Des frontières mouvantes
Cette tendance à dépasser les paramètres traditionnels du travail humanitaire inquiète de nombreux « puristes ». Ils soutiennent que l’implication dans la construction de la paix, la stabilisation et le relèvement met en péril le respect des principes fondamentaux de neutralité, d’impartialité et d’indépendance et qu’elle pourrait donner lieu à une instrumentalisation ou à une politisation de l’aide, compromettant du même coup la confiance envers les organisations d’aide humanitaire.
Les cycles de financement de 12 mois qui sont actuellement la norme représentent une autre difficulté : les programmes à long terme doivent pouvoir compter sur un financement pluriannuel prévisible. Plusieurs pays couverts par l’appel humanitaire de 2017 – y compris le Tchad, le Cameroun et la Somalie – espèrent obtenir des fonds pour des plans de réponse humanitaire pluriannuels.
« Les fonds disponibles sont limités », a dit Annett Gunther, directrice générale adjointe pour l’assistance humanitaire au ministère allemand des Affaires étrangères. « Nous devons abandonner le financement ad hoc au profit d’un financement plus judicieux des programmes à plus long terme. »
Les Nations Unies exhortent les donateurs à réduire l’affectation de fonds pour des projets et des pays spécifiques et à privilégier le versement de contributions à des fonds communs comme le Fonds central pour les interventions d’urgence des Nations Unies (CERF). L’argent versé dans ces fonds peut être récupéré et redistribué rapidement en fonction des besoins.
L’accroissement des fonds non affectés pourrait permettre de résoudre ce que M. Kapila appelle la « loterie » de l’aide, c’est-à-dire le fait que les plans de réponse de certains pays sont financés à hauteur de 80 pour cent tandis que d’autres ne dépassent pas la barre des 20 pour cent.
D’après Mme Gunther, les contributions de l’Allemagne aux fonds communs sont en hausse et cela encourage d’autres donateurs à faire de même.
« Depuis un certain temps, l’Allemagne réclame un changement de paradigme en faveur d’un financement humanitaire plus prévoyant, notamment en mettant l’accent sur les mesures de préparation aux catastrophes », a-t-elle dit à IRIN.

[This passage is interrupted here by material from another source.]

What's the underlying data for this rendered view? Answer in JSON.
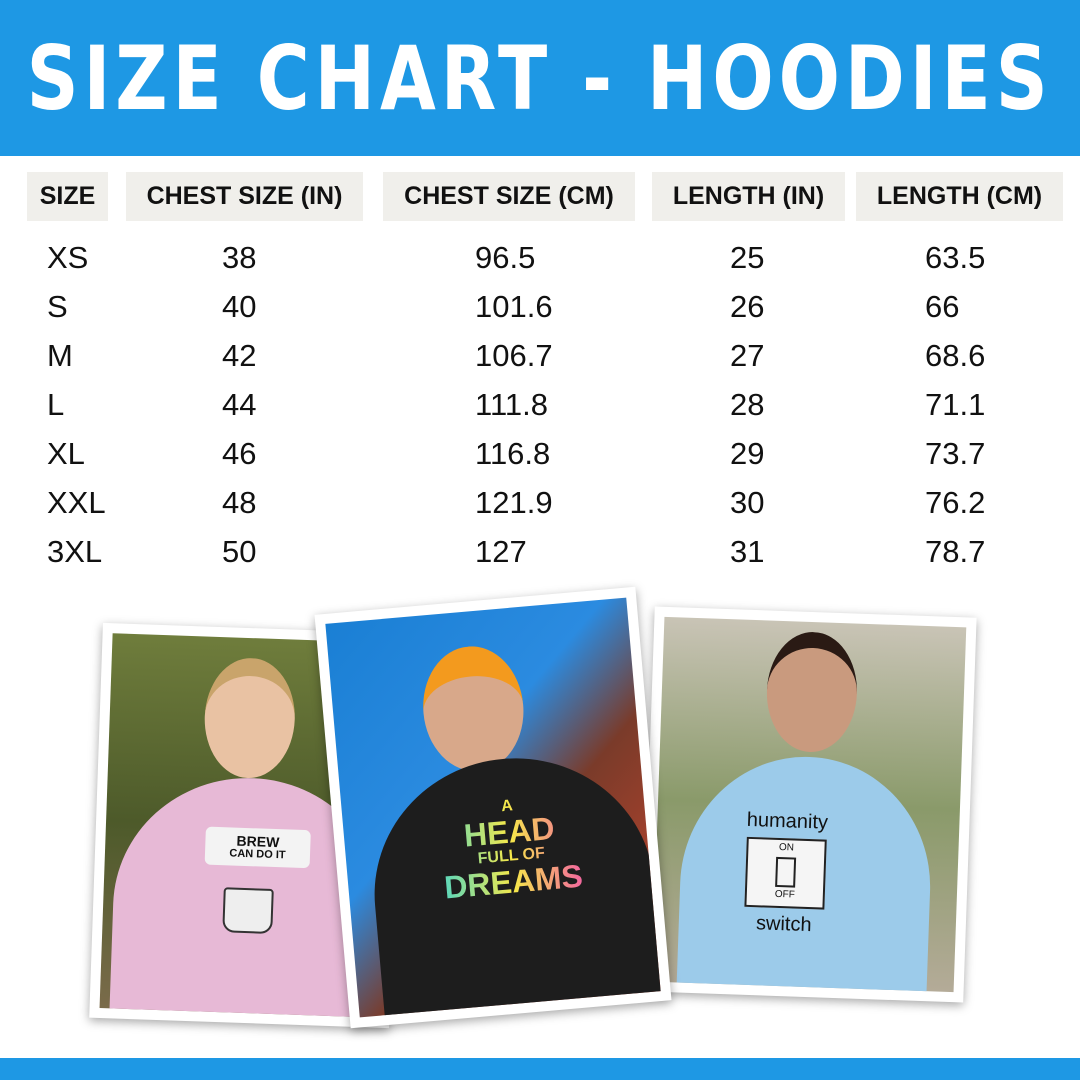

Pour remédier au déficit de financement, il faudra également chercher des fonds ailleurs qu’auprès des donateurs traditionnels en s’adressant par exemple au secteur privé, aux organisations philanthropiques et aux économies émergentes comme la Chine et les pays du Golfe.
« Nous devons de plus en plus souvent nous adresser à divers acteurs pour trouver des fonds », a dit Mme Mahmood. Elle a ajouté que les bailleurs de fonds traditionnels se montraient souvent réticents à financer des actions apparemment moins urgentes comme les programmes d’éducation gérés par la Croix-Rouge visant à promouvoir la construction de la paix dans plusieurs pays.

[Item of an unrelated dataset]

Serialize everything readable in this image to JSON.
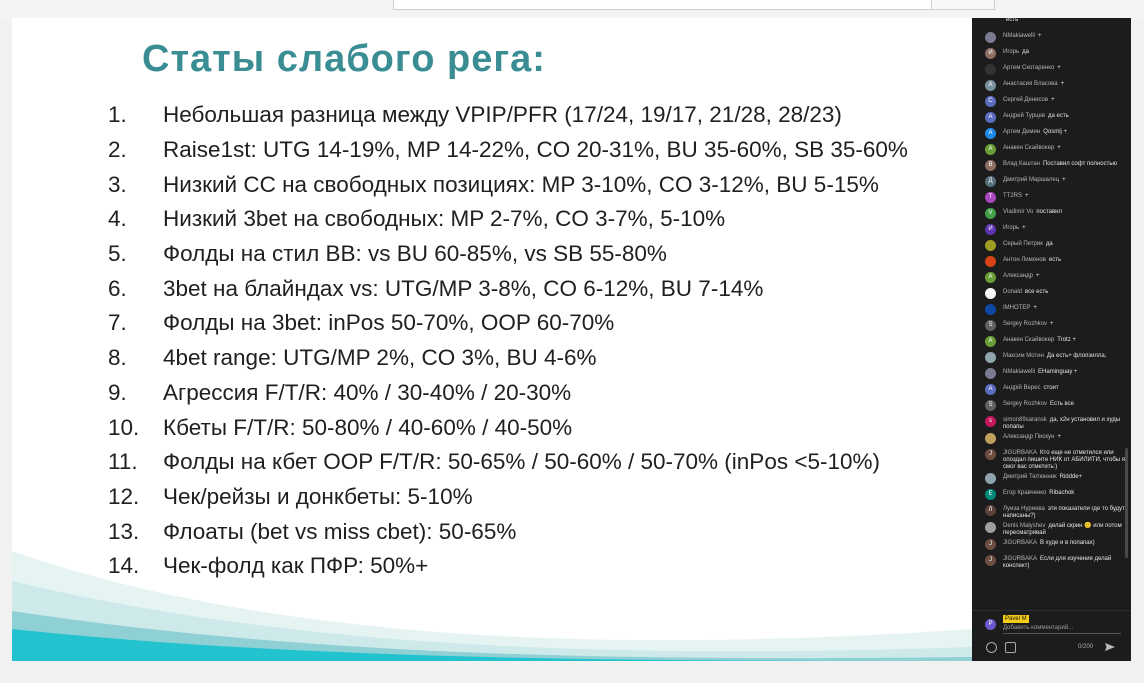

S’il est vrai que les appels humanitaires ont augmenté au cours des dernières années, Mme Halff a cependant fait remarquer que la somme demandée – 22 milliards de dollars – est « inférieure au revenu annuel de l’industrie du chewing-gum ».
Selon elle, la responsabilité de combler le déficit de financement incombe tout autant aux politiques qu’aux humanitaires. Elle estime également que les efforts d’urgence déployés par ces derniers ne sont que des solutions temporaires à des crises qui ne cessent de s’aggraver.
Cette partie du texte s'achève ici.